Porterville girl 2-for-2 in National Spelling Bee, but misses spot in semis
Sameera Hussain, a sixth-grader from Porterville’s Westfield Elementary School, correctly spelled her two words Wednesday in the preliminary live rounds of the 2015 Scripps National Spelling Bee.
But she wasn’t one of the 49 competitors out of a 285-student field to advance to the semifinals at the Gaylord National Resort and Convention Center in National Harbor, Maryland, just south of Washington, D.C.
Sameera, 12, correctly spelled roodebok (a small African antelope) in preliminary round two and ikebana (the Japanese art of flower arrangement) in preliminary round three.
The preliminaries consisted of the two rounds of onstage oral spelling Wednesday, plus 26 written questions Tuesday split into 12 spelling words and three rounds of vocabulary words. The written test results are not immediately released; those results are combined with the first two rounds of live spelling to determine who advanced to the Wednesday night semifinals.

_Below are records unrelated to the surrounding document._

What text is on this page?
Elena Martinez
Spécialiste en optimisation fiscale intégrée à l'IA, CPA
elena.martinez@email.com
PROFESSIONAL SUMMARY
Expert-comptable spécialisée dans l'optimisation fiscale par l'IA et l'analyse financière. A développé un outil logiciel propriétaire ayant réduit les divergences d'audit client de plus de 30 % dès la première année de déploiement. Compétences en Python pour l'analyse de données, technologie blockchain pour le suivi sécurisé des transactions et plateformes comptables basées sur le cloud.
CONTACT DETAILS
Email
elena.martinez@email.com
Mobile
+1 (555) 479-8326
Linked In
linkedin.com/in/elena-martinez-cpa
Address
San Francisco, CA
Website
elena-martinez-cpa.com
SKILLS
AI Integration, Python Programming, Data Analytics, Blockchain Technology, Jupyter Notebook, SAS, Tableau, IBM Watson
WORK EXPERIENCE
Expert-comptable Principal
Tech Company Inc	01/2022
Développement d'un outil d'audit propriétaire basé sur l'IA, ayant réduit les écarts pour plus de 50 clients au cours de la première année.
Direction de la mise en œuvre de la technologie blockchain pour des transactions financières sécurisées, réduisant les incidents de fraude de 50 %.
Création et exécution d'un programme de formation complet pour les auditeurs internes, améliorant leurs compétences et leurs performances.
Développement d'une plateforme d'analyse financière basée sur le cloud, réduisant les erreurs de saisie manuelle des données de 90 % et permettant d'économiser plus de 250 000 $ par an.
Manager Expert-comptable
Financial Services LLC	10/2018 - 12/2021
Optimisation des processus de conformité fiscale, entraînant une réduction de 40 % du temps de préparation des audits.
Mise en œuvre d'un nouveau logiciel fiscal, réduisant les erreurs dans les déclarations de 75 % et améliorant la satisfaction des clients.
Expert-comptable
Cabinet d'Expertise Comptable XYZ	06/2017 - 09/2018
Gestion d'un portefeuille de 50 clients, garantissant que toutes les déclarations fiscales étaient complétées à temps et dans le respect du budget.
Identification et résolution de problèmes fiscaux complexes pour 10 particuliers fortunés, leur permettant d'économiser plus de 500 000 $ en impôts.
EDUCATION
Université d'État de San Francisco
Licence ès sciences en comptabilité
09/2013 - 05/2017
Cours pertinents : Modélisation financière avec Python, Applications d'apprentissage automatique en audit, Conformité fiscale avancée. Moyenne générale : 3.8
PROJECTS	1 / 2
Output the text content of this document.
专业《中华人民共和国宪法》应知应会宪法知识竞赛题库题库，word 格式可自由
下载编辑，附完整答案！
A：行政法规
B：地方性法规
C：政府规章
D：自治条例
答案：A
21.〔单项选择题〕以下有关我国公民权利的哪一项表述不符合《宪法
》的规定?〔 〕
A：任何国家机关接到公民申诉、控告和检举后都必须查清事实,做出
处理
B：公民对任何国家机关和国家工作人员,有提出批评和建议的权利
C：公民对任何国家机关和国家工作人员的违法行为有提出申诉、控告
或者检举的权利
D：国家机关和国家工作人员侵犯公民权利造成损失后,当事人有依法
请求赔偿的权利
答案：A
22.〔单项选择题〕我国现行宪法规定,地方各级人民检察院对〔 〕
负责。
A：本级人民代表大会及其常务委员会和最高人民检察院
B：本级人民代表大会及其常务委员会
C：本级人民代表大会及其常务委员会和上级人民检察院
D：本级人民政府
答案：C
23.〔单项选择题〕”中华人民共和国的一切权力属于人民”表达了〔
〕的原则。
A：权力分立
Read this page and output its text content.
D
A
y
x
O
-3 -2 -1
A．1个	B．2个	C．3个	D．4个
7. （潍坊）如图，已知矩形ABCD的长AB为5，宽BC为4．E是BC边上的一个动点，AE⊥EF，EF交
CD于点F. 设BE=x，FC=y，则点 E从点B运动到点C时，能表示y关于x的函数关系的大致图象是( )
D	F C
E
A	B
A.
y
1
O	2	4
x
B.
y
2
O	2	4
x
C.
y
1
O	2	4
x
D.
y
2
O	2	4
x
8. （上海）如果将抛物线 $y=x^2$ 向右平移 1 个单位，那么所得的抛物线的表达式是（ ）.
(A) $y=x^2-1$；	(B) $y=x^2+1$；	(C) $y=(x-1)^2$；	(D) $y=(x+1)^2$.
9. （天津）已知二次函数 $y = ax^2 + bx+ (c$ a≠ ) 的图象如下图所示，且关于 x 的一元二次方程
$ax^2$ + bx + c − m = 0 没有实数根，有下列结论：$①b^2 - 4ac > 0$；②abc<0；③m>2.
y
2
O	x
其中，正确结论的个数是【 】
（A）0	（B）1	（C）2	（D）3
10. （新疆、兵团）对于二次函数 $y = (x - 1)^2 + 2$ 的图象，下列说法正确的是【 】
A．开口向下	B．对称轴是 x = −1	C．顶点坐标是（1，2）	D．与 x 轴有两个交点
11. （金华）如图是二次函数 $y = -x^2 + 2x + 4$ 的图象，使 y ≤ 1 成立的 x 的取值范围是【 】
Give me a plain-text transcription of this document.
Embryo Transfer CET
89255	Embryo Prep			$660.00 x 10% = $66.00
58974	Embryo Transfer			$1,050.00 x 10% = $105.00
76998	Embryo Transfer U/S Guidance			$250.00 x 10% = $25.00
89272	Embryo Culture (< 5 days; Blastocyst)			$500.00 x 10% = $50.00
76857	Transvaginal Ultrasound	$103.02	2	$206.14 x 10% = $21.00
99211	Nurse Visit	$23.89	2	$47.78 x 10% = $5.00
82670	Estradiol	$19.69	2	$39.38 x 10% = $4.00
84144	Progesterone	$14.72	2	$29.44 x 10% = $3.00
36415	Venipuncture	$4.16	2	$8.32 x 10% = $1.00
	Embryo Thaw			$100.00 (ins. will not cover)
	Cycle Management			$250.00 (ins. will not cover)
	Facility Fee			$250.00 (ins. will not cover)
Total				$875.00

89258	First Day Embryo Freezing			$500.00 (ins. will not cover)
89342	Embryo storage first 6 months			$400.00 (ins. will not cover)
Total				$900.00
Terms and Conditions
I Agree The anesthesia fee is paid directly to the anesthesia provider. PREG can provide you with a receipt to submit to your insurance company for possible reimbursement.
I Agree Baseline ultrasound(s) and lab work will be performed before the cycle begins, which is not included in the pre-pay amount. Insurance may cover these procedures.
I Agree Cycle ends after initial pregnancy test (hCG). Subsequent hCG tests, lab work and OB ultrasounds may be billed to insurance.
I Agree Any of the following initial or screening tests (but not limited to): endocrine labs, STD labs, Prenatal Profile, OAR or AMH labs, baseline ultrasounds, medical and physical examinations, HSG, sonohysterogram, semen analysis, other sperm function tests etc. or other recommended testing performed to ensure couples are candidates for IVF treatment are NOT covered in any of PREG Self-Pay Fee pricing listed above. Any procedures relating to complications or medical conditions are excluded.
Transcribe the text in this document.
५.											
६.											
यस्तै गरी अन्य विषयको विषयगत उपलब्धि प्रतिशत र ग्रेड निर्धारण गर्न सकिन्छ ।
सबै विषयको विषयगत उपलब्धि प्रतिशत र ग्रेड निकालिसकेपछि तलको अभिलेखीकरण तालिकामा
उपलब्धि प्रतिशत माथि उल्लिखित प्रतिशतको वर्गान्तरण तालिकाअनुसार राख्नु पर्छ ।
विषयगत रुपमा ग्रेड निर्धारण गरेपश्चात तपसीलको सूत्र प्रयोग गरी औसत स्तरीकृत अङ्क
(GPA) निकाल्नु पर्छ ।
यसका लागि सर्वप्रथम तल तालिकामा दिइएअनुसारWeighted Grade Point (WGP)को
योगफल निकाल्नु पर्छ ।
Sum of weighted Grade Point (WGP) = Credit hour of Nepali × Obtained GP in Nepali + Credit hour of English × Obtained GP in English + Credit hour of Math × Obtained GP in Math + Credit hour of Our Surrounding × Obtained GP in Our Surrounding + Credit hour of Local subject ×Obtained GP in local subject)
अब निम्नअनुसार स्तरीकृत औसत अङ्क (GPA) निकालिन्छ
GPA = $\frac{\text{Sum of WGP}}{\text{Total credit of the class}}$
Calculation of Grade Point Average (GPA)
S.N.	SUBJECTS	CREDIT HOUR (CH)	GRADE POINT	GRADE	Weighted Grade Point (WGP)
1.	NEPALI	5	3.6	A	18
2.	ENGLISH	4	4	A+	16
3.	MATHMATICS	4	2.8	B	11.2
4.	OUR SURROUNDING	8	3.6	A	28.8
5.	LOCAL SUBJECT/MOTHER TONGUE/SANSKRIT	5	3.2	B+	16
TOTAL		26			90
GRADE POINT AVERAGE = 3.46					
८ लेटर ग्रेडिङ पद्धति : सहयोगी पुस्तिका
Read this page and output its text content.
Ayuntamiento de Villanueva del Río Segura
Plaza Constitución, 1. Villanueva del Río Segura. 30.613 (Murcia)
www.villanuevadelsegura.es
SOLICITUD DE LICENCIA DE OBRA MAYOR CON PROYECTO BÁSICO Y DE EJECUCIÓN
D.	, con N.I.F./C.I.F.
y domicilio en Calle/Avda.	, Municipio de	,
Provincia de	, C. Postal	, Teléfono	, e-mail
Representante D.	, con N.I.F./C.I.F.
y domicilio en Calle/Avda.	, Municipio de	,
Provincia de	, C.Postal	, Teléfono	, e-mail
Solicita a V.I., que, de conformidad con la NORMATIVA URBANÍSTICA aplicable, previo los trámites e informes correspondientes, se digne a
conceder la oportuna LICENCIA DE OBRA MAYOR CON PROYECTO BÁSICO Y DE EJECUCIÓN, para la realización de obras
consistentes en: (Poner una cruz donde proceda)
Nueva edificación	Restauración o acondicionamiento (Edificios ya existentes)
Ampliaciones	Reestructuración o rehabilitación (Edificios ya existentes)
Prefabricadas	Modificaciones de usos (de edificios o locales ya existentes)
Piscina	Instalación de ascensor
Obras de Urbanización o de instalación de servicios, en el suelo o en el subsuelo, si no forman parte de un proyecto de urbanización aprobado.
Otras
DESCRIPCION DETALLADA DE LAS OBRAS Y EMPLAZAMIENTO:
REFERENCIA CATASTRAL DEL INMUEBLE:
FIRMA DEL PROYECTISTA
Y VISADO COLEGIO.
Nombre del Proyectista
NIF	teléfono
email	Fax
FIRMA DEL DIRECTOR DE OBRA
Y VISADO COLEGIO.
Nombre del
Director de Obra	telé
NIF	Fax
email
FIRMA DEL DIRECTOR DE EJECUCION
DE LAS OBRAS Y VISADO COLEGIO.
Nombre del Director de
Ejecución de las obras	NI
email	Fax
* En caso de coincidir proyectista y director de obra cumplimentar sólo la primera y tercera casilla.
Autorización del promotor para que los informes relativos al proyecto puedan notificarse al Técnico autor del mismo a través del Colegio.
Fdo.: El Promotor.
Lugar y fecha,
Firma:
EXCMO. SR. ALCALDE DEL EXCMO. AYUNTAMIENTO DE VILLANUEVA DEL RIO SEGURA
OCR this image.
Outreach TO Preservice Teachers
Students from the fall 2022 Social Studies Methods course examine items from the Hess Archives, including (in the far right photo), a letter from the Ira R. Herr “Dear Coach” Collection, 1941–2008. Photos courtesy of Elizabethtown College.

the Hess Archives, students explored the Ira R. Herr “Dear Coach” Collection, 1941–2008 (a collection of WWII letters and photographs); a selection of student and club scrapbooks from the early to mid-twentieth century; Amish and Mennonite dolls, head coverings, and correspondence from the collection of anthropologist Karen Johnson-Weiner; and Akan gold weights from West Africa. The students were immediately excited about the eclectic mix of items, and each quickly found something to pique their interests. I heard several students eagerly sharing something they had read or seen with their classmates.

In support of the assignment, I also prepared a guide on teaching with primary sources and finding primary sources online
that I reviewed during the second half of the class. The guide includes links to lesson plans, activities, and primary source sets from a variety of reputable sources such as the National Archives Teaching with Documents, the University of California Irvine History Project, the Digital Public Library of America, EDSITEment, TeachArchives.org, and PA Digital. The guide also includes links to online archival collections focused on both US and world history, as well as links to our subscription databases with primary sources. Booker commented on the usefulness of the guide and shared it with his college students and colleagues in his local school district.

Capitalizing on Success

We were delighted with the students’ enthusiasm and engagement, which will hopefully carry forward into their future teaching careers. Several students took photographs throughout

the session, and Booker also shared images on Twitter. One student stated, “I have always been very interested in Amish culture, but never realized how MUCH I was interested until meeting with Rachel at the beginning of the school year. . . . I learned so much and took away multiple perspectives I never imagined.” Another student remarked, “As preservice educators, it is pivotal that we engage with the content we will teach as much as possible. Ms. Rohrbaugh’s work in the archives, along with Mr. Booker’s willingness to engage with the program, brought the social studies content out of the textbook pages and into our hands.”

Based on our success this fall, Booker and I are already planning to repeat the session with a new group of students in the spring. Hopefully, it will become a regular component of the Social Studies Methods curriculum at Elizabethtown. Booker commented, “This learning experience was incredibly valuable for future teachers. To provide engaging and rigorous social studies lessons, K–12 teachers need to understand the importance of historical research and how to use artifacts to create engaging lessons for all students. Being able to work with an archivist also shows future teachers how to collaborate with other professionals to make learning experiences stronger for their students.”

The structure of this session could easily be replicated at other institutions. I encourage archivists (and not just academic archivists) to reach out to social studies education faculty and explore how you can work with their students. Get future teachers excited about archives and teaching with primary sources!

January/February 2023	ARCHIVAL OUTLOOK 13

Spelling bee organizers said the best possible combined score in the three rounds is 36, and semifinal qualifiers needed at least a 29.
Sameera qualified for the national bee through a regional competition sponsored by the Visalia Times-Delta/Tulare Advance-Register. Westfield Elementary students and staff gave her a send-off last week.
According to her spelling bee profile, she also competes in Cyber Quest, a problem-solving competition, and is a runner and basketball player. She hopes to turn her interests in math and biology into a career as a neurologist.